Diagnostic immobilier Mouans-Sartoux 06370
État d’amiante avant-vente : la délimitation des parties privatives est indispensable
DPE Mouans-Sartoux 06370

Publié le 23 Février 2026

Confier la réalisation d’un diagnostic amiante à un professionnel certifié représente une obligation légale lors de la vente d’un bien immobilier ancien. De plus, cette démarche requiert une préparation en amont que beaucoup de vendeurs négligent. Il est essentiel de définir précisément quelles sont les parties privatives soumises au diagnostic. Cette étape préliminaire permet de garantir la validité juridique du rapport d’expertise établi par le diagnostiqueur. Cela évite des complications ultérieures, comme le démontre une récente décision de justice, rendue après quatorze ans de procédure.

Diagnostic amiante avant-vente : des apparences trompeuses du point de vue juridique

Dans cette affaire, le diagnostic amiante avait été réalisé au sein d’une petite maison mitoyenne qui faisait partie d’une copropriété horizontale. Le problème, c’est que le diagnostiqueur chargé de cette mission d’avant-vente ne savait pas que cette habitation partageait avec d’autres un vaste grenier, situé sous une toiture unique.
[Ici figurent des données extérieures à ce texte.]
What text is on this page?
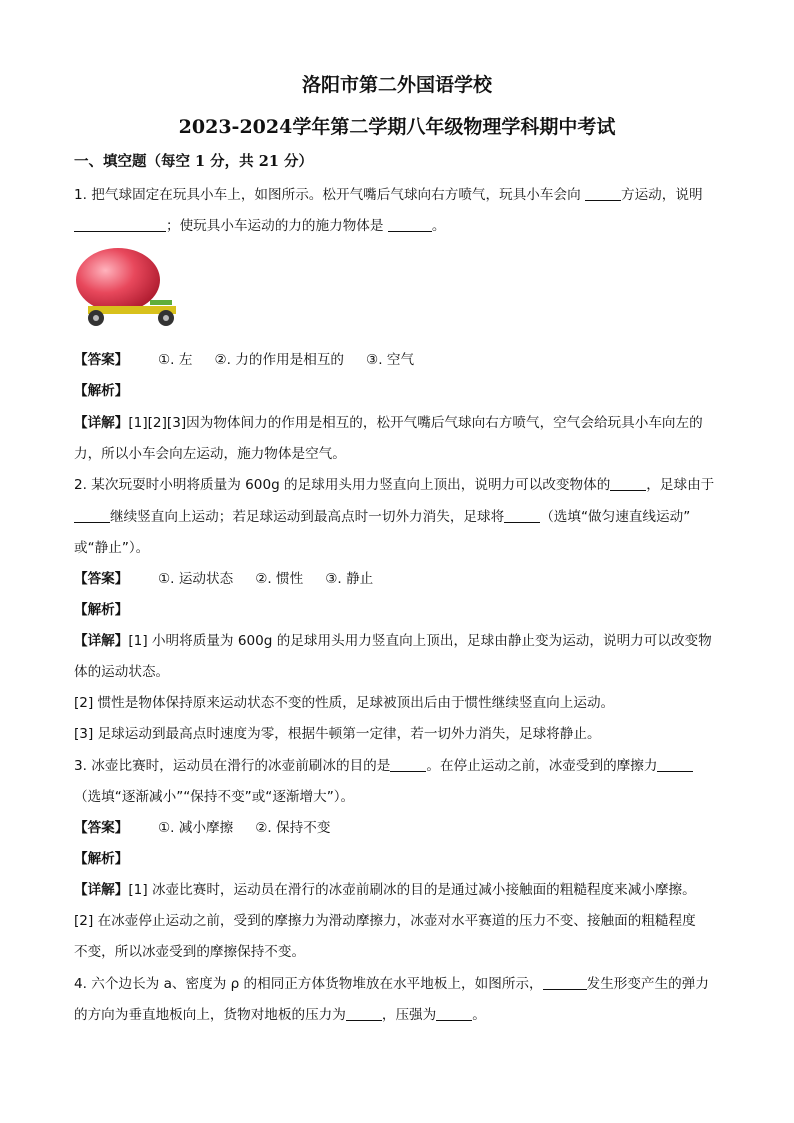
洛阳市第二外国语学校
2023-2024学年第二学期八年级物理学科期中考试
一、填空题（每空 1 分，共 21 分）
1. 把气球固定在玩具小车上，如图所示。松开气嘴后气球向右方喷气，玩具小车会向	方运动，说明
；使玩具小车运动的力的施力物体是	。
【答案】 ①. 左 ②. 力的作用是相互的 ③. 空气
【解析】
【详解】[1][2][3]因为物体间力的作用是相互的，松开气嘴后气球向右方喷气，空气会给玩具小车向左的
力，所以小车会向左运动，施力物体是空气。
2. 某次玩耍时小明将质量为 600g 的足球用头用力竖直向上顶出，说明力可以改变物体的	，足球由于
继续竖直向上运动；若足球运动到最高点时一切外力消失，足球将	（选填“做匀速直线运动”
或“静止”）。
【答案】 ①. 运动状态 ②. 惯性 ③. 静止
【解析】
【详解】[1] 小明将质量为 600g 的足球用头用力竖直向上顶出，足球由静止变为运动，说明力可以改变物
体的运动状态。
[2] 惯性是物体保持原来运动状态不变的性质，足球被顶出后由于惯性继续竖直向上运动。
[3] 足球运动到最高点时速度为零，根据牛顿第一定律，若一切外力消失，足球将静止。
3. 冰壶比赛时，运动员在滑行的冰壶前刷冰的目的是	。在停止运动之前，冰壶受到的摩擦力
（选填“逐渐减小”“保持不变”或“逐渐增大”）。
【答案】 ①. 减小摩擦 ②. 保持不变
【解析】
【详解】[1] 冰壶比赛时，运动员在滑行的冰壶前刷冰的目的是通过减小接触面的粗糙程度来减小摩擦。
[2] 在冰壶停止运动之前，受到的摩擦力为滑动摩擦力，冰壶对水平赛道的压力不变、接触面的粗糙程度
不变，所以冰壶受到的摩擦保持不变。
4. 六个边长为 a、密度为 ρ 的相同正方体货物堆放在水平地板上，如图所示，	发生形变产生的弹力
的方向为垂直地板向上，货物对地板的压力为	，压强为	。
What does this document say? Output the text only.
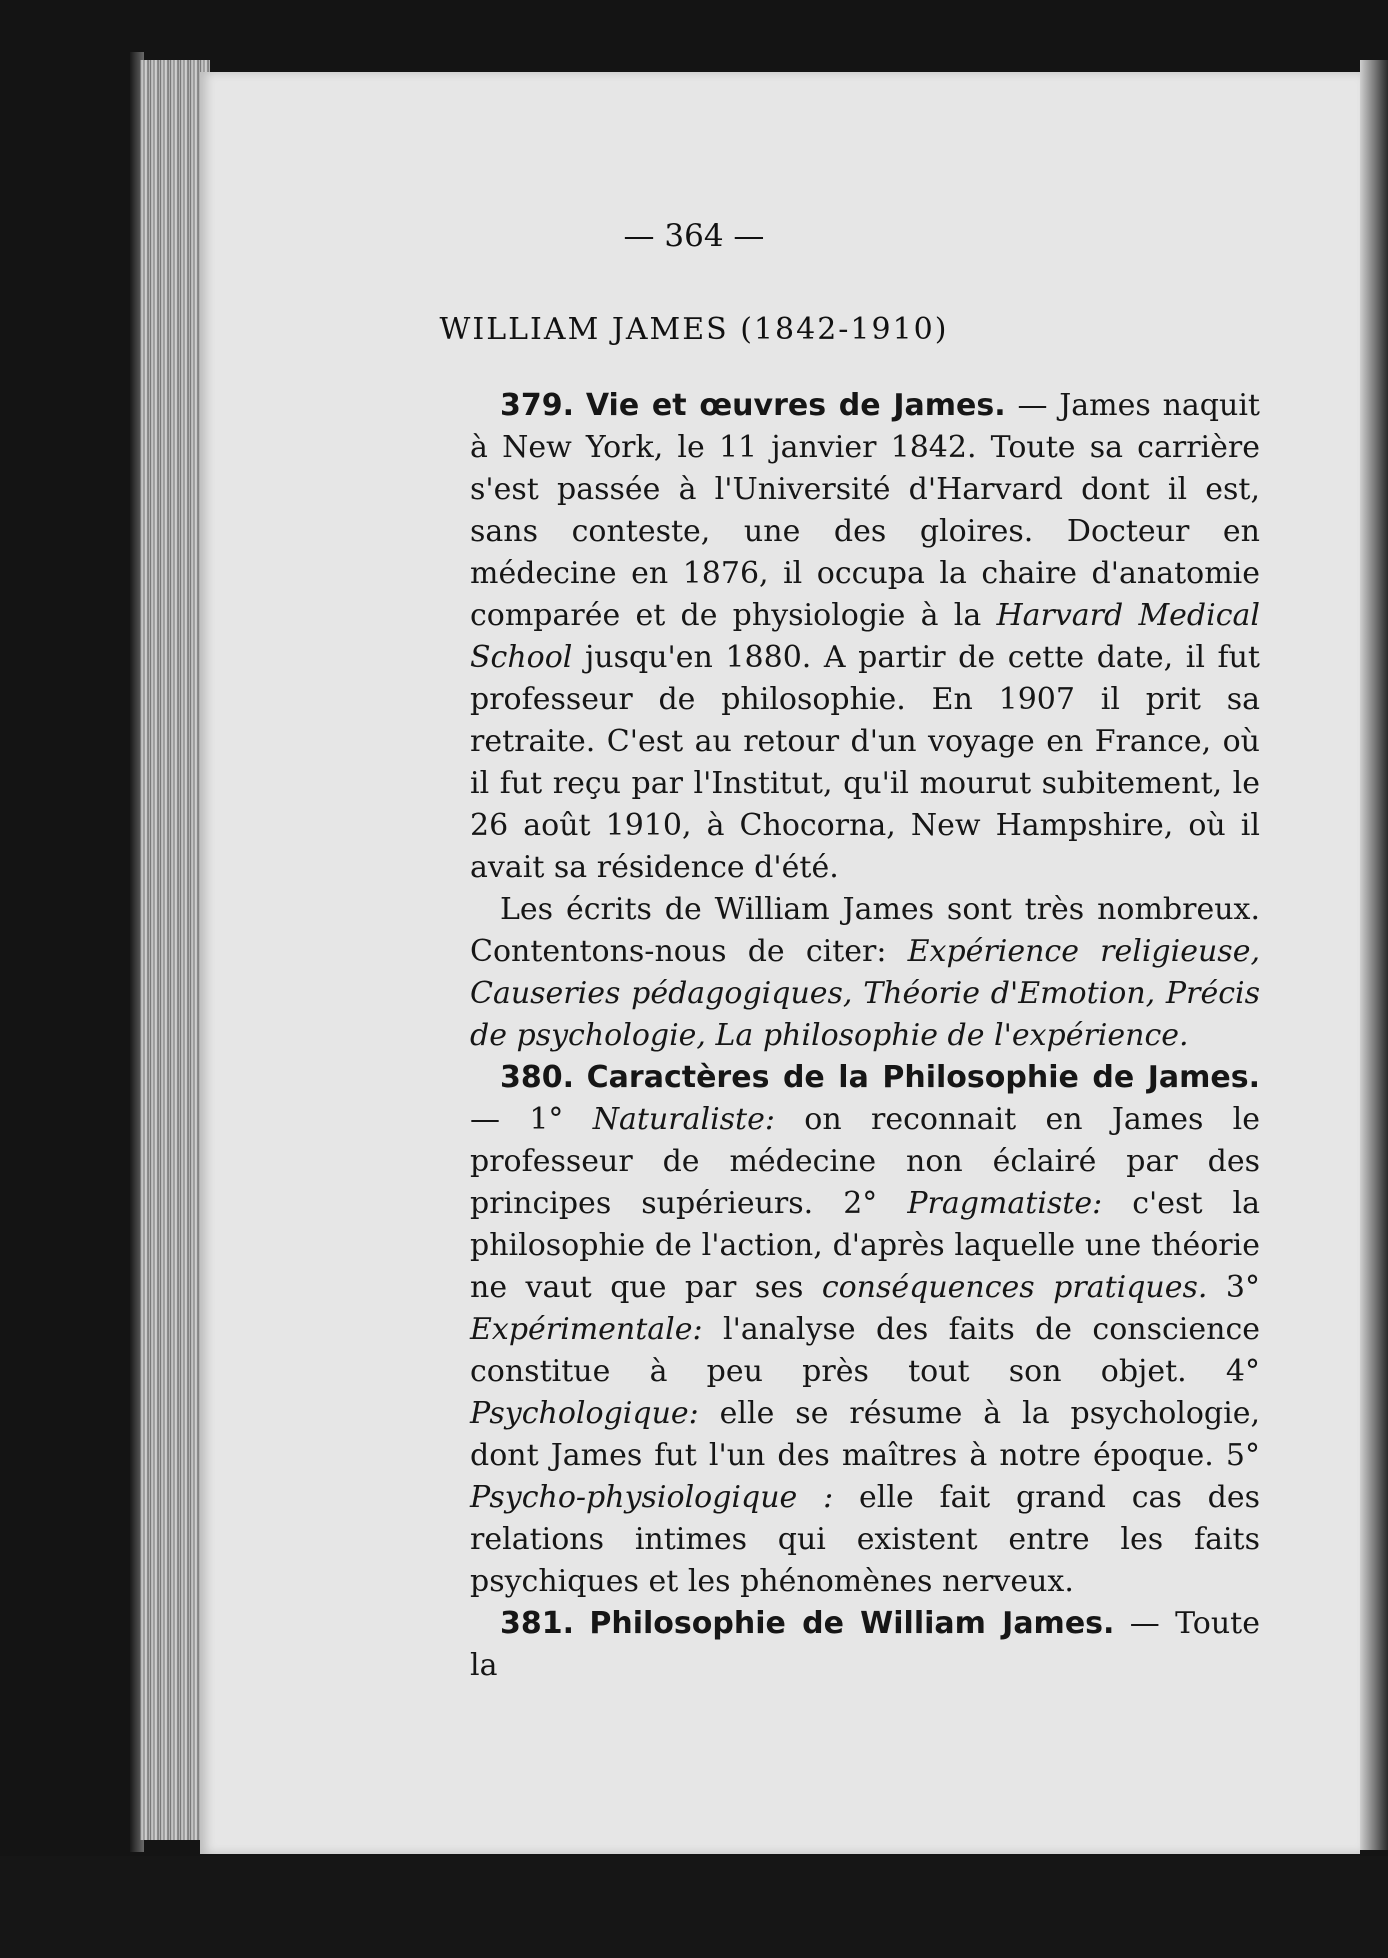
— 364 —
WILLIAM JAMES (1842-1910)

379. Vie et œuvres de James. — James naquit à New York, le 11 janvier 1842. Toute sa carrière s'est passée à l'Université d'Harvard dont il est, sans conteste, une des gloires. Docteur en médecine en 1876, il occupa la chaire d'anatomie comparée et de physiologie à la Harvard Medical School jusqu'en 1880. A partir de cette date, il fut professeur de philosophie. En 1907 il prit sa retraite. C'est au retour d'un voyage en France, où il fut reçu par l'Institut, qu'il mourut subitement, le 26 août 1910, à Chocorna, New Hampshire, où il avait sa résidence d'été.

Les écrits de William James sont très nombreux. Contentons-nous de citer: Expérience religieuse, Causeries pédagogiques, Théorie d'Emotion, Précis de psychologie, La philosophie de l'expérience.

380. Caractères de la Philosophie de James.— 1° Naturaliste: on reconnait en James le professeur de médecine non éclairé par des principes supérieurs. 2° Pragmatiste: c'est la philosophie de l'action, d'après laquelle une théorie ne vaut que par ses conséquences pratiques. 3° Expérimentale: l'analyse des faits de conscience constitue à peu près tout son objet. 4° Psychologique: elle se résume à la psychologie, dont James fut l'un des maîtres à notre époque. 5° Psycho-physiologique : elle fait grand cas des relations intimes qui existent entre les faits psychiques et les phénomènes nerveux.

381. Philosophie de William James. — Toute la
N’ayant pas été informé de cette particularité, il a inspecté ce grenier, obscur et très encombré, en pensant examiner une dépendance du logement vendu. Or, cet espace relevait des parties communes et le diagnostic amiante qui devait être entrepris dans ce lieu incombait au syndic de copropriété et non au vendeur du lot particulier.

Après la signature de la vente, l’acheteur a découvert la présence de matériaux amiantés dans le grenier et de ce fait, a engagé une procédure à l’encontre du diagnostiqueur. Heureusement pour ce dernier, les tribunaux ont reconnu que le professionnel du diagnostic n’avait pas à répondre d’un espace qui ne figurait pas dans le périmètre de sa mission. Toutefois, ces années de contentieux auraient pu être évitées si la nature juridique du bien avait été clairement communiquée avant l’intervention.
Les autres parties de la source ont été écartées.